No, but I feel your pain. I recently wrote some custom functions to manipulate jpegs in a very specific way. Without getting into too many technical details, the image file contains headers that help applications determine things like color depth, compression level, and dimensions. For most newer, professional programs, these values can be mangled, and the program will still be able to interpret and display the image. Older programs are not as forgiving. Many image editors are not mindful of the proper format for these headers or ignore them - leading to “corrupt” files - corrupt in the sense that they are not jpegs according to the spec, but close enough to be interpreted as such. You can obtain some programs on the internet that clean these headers up for you. Do a google search.
Well, in a 1:1 comparison, jpegs should never be larger than bitmaps. I suspect that your jpegs may be using a much higher color depth than an equivalent bitmap. The color difference may not be noticeable directly, but it will require more space.

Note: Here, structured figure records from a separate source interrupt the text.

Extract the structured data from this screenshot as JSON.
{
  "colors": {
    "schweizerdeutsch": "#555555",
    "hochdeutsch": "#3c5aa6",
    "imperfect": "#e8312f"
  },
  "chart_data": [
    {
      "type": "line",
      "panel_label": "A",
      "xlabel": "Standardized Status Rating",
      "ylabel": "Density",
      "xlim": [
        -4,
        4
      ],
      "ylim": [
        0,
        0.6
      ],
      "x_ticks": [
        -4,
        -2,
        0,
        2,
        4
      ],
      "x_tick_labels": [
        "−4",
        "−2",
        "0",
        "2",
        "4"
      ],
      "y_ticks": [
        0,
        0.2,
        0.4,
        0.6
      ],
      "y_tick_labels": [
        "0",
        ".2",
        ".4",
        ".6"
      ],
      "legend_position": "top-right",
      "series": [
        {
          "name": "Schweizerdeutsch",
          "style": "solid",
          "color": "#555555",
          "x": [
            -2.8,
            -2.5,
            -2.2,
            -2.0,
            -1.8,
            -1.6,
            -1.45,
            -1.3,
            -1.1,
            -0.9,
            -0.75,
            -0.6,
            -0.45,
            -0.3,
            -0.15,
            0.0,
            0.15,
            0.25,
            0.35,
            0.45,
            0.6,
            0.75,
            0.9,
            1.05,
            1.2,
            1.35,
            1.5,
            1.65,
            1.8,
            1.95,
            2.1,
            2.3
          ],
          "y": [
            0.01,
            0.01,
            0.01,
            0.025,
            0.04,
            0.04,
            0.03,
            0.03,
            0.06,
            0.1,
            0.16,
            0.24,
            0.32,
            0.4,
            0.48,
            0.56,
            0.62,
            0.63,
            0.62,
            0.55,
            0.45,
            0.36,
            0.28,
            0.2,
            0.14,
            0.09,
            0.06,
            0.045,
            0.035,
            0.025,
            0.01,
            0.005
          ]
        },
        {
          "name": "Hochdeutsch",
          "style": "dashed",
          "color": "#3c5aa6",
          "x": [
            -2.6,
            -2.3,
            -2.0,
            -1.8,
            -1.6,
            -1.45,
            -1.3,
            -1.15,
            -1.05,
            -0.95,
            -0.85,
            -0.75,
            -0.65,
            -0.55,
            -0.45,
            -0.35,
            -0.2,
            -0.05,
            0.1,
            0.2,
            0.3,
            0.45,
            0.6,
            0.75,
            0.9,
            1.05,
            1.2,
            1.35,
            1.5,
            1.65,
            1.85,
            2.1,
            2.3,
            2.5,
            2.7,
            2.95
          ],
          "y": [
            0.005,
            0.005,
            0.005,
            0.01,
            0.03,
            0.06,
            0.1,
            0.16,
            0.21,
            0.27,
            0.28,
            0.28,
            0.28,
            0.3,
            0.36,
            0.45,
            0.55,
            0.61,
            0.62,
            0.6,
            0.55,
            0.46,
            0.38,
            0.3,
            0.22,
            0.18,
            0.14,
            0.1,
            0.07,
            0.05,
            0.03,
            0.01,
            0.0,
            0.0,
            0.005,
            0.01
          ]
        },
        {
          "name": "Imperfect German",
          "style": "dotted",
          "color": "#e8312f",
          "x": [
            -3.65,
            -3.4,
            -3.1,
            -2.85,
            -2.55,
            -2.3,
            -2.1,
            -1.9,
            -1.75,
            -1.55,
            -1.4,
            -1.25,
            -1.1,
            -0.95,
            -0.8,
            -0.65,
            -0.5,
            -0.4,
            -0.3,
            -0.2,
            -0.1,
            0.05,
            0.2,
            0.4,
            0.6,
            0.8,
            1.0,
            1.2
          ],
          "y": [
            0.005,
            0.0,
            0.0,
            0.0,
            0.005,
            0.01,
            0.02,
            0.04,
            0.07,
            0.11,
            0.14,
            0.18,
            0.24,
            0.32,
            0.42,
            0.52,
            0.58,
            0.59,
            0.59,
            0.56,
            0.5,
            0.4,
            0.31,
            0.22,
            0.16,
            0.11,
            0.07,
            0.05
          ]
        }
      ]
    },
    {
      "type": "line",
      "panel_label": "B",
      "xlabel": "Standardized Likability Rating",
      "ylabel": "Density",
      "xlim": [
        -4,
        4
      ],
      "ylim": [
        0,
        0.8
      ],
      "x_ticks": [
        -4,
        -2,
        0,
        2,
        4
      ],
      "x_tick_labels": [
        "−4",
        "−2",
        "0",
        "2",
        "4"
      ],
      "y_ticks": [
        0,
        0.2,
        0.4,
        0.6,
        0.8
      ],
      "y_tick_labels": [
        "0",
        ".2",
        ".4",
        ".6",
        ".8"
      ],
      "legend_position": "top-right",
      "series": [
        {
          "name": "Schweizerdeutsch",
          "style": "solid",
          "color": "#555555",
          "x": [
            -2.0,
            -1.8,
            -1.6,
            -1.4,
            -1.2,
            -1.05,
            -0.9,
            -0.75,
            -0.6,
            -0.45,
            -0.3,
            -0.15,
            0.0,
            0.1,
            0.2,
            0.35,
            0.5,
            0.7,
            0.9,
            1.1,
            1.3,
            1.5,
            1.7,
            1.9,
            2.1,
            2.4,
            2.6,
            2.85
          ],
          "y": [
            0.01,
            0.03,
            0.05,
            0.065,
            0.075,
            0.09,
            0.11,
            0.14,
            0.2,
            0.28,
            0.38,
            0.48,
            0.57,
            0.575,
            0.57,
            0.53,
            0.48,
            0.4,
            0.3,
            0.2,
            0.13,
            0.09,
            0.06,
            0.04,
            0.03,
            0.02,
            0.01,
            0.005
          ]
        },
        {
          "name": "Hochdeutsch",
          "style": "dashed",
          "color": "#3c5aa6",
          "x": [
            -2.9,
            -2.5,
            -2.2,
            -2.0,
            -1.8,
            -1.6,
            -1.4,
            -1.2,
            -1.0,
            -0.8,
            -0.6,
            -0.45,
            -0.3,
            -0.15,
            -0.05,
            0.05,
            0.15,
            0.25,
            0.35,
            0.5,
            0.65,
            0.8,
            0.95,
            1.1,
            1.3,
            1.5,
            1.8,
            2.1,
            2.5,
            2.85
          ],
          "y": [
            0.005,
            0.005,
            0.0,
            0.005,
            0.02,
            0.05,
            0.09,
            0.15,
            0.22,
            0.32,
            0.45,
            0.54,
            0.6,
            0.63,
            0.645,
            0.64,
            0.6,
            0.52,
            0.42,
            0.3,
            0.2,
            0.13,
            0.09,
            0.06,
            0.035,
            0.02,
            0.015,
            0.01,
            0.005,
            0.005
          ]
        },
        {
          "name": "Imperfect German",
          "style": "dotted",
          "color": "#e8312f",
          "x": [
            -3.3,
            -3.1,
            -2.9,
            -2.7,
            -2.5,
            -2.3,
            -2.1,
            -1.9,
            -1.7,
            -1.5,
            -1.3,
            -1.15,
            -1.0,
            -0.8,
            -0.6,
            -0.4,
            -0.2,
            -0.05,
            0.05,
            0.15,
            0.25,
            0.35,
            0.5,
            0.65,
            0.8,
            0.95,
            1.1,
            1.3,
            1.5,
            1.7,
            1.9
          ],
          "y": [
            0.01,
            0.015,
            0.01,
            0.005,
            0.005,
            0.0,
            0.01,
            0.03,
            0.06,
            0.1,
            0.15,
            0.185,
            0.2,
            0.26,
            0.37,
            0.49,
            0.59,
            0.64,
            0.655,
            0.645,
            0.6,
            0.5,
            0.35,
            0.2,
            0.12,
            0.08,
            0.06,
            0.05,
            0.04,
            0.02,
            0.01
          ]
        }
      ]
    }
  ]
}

If your jpeg compression factor is set to 100, then the files will be as large as a bitmap. Try a compression factor of 75 when you’re ready to show the image. (The image should be saved in a lossless format when you’re still working on it).
I’m not sure if anything too new has been happening with the JPEG specification, though as you suspected, your older graphics software may be incompatible:
Also, some JPEGs are saved in a progressive format so that an image is displayed in multiple passes, with each showing more resolution (rather than in a single scan from top to bottom), and this same book mentions compatibility issues with this format, so that may be part of your problem, too.
Thanks for all the help. One of the mystery’s might be solved.
The JPEG’s which use more memory than bitmaps were indeed very small (60X60 pixels – tiny little things I use as texture maps). A programmer friend opened one up in notepad and looking at the code noticed that the program I was using added a lot of junk text (“This image created with Ulead Image Pad…” etc.) and besides that, the program gave me no compression options. Time to move up to a new program.
I don’t know how much of a factor this is, but keep in mind that some programs recognize “.jpg” and “.jpeg” files as “different” (not VERY different, mind you…). This may cause quirks. I dunno. Just a thought.
Throw GraphicConverter at it (if you are on a Mac); GraphicConverter is like a graphics file can opener. It’ll display 2/3 of a JPEG if the download was interrupted.
AHunter3, all my programs do that, including IE5. I can’t see anything remarkable about it.
Spoofe, I may be wrong but I believe a program does not take the information from the file name or extension but rather from the internal header. The extension tells the operating system how to handle the file like the default program etc.
Among other programs I use Irfan, which I recommend. If you give it a file of one type with an extension of a different type, it will give you a message “hey, this file is JPG but has a BMP extension, wanna change it?”
Some file types have no headers and can only be recognized by the extension.
I used to write image conversion programs, long ago, in the DOS days Our programs auto-detected the file type, but it wasn’t easy.
Most DOS/Windows image display/manipulation/conversion programs do indeed use the extension to determine the file type. They do this because there are several image file formats which don’t have any “magic numbers” to help a program recognize the file. And even of the formats which do have magic numbers, they’re not all in the same place. Which means that it’s possible, albeit unlikely, that data from one image type can look like the magic number of a different image type.
Irfanview is the best modern program I’ve seen at automagically detecting the file type.